Les scientifiques ont découvert que les troubles lysosomaux rendaient les globules blancs, appelés « macrophages », gonflés et léthargiques. Incapables de se déplacer rapidement, ils ne pouvaient pas faire correctement leur travail d’encerclement et de destruction des bactéries envahissantes de type tuberculose. Ce qui a été une mauvaise nouvelle pour le poisson-zèbre.

« Nous avons alors décidé de nous pencher sur la maladie de Gaucher. Il s’agit d’un trouble lysosomal courant et le substrat accumulé dans ce cas n’est pas une protéine, mais plutôt un lipide », note Ramakrishnan.
« Nous étions sûrs que les animaux seraient sensibles à la bactérie, car il s’agissait du même mécanisme. Nous avons créé des poissons mutants Gaucher. Nous avons constaté que les macrophages étaient stockés, et que leurs lysosomes étaient emballés. Ils ressemblent aux macrophages humains Gaucher et on a pu voir qu’ils ne bougeaient pas beaucoup. Nous nous sommes donc dit : ‘D’accord, faisons l’expérience pour voir s’ils sont sensibles à la tuberculose' », a-t-elle expliqué.
À la surprise générale, les poissons Gaucher se sont montrés résistants à la bactérie Mycobacterium tuberculosis (la tuberculose) une fois qu’elle a été introduite.
« Mon étudiante, Jingwen Fan, a refait l’expérience encore et encore, mais ils résistaient ! Et ce qui est amusant, c’est que grâce à notre écran, il nous a été beaucoup plus facile de trouver des mutants sensibles que des mutants résistants. C’est donc le Saint-Graal », s’est exclamé Ramakrishnan.

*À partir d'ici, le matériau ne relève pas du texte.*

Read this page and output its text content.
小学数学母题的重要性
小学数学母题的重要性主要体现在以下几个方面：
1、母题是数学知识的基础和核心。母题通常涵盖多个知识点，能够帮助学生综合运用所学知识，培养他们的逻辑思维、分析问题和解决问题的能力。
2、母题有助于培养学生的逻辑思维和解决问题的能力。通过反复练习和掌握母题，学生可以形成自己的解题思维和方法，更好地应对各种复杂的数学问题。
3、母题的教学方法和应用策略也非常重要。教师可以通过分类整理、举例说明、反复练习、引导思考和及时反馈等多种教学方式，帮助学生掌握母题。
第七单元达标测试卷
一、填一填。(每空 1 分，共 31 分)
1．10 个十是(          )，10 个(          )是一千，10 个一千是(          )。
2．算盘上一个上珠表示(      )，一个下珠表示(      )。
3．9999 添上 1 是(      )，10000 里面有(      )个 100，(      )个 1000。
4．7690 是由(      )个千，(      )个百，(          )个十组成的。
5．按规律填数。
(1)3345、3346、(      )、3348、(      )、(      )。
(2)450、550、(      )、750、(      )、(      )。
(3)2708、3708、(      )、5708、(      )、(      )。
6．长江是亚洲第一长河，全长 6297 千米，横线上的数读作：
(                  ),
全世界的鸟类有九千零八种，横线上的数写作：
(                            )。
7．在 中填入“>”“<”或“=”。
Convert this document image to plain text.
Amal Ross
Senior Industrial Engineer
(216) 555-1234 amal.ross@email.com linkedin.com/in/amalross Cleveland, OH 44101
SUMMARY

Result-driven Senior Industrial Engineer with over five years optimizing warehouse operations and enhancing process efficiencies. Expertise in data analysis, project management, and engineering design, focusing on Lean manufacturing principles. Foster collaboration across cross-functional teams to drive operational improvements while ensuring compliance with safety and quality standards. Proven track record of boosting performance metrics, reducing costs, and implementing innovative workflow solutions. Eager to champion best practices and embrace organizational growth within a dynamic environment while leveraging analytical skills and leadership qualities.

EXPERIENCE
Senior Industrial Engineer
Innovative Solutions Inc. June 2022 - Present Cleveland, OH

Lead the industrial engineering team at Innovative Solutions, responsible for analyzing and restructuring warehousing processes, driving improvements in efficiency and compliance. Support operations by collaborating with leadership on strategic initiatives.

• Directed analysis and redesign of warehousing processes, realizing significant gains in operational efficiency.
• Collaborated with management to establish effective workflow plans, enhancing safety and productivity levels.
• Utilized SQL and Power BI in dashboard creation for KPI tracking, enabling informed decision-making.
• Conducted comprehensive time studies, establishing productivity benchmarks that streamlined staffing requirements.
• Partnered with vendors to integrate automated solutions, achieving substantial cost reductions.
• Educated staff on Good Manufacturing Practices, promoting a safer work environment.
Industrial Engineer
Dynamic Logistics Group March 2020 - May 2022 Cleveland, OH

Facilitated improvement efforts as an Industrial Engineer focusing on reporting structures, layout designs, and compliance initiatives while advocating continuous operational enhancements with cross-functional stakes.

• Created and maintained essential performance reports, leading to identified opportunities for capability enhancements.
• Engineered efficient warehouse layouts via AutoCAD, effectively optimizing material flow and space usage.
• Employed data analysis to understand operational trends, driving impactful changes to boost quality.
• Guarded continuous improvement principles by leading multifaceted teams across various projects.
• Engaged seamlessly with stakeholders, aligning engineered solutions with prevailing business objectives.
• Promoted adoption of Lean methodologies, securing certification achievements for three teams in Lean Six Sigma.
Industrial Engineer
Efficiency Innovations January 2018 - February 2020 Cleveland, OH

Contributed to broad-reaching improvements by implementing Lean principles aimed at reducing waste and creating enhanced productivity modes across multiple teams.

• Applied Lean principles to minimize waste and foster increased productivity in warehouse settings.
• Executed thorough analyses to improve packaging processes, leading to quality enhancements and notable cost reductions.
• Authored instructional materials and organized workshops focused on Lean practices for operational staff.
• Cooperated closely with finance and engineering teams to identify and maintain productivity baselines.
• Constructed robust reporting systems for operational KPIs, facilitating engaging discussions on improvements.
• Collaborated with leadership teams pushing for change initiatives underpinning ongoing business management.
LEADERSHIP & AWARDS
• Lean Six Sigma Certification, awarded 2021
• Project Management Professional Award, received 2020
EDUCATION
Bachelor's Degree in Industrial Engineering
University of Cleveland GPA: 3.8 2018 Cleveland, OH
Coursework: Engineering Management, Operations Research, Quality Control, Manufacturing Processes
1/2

Les poissons Gaucher sont résistants aux bactéries en raison de ce qui se passe avec les substrats qui s’accumulent dans les macrophages dans la maladie de Gaucher. L’un d’entre eux est le glucosylcéramide, un lipide neutre. Il se transforme en glucosylsphingosine, un lipide concentré.
« C’est très similaire aux composés d’ammonium quaternaire. Ce sont les éléments que l’on trouve dans les désinfectants et dans les liquides stérilisants. Nous nous sommes rendus compte que c’était probablement la raison pour laquelle les bactéries mouraient. Nous avons donc effectué des tests et montré qu’in vitro, la glucosylsphingosine tuait les microbes. Elle tue également la tuberculose humaine et d’autres bactéries pathogènes. Elle s’insère simplement dans la membrane cellulaire de la bactérie et la désintègre rapidement », a expliqué Ramakrishnan.

Après avoir mené des expériences avec l’allèle N370S (la mutation génétique liée à la maladie de Gaucher la plus courante chez les Juifs ashkénazes), Ramakrishnan et son groupe ont été prêts à soumettre leur étude pour publication.
L’apparition de la tuberculose chez l’homme remonte à 9 000 ans en arrière, à Atlit Yam, une ville qui se trouve aujourd’hui sous la mer Méditerranée, au large de la côte israélienne. Ramakrishnan suppose que la mutation génétique Gaucher a probablement protégé une grande partie des Juifs qui, historiquement, ont souvent été contraints de vivre dans des conditions de promiscuité propices au développement de la tuberculose.
La découverte de l’équipe de Ramakrishnan pourrait déboucher sur une nouvelle approche du traitement de la tuberculose. C’est d’autant plus important qu’un demi-million de personnes sont infectées chaque année dans le monde [l’Afrique du Sud est l’un des pays où le nombre de cas de tuberculose est le plus élevé] par une tuberculose résistante aux médicaments.
« Personne ne souhaite être atteint de la maladie de Gaucher, mais, ironiquement, cette mauvaise pathologie nous a aidés à comprendre une autre maladie ancienne. Il est tout à fait possible que cette recherche permette de développer de nouvelles thérapies contre la tuberculose, qui touche 10,6 millions de personnes et en tue 1,5 chaque année », a déclaré Ramakrishnan.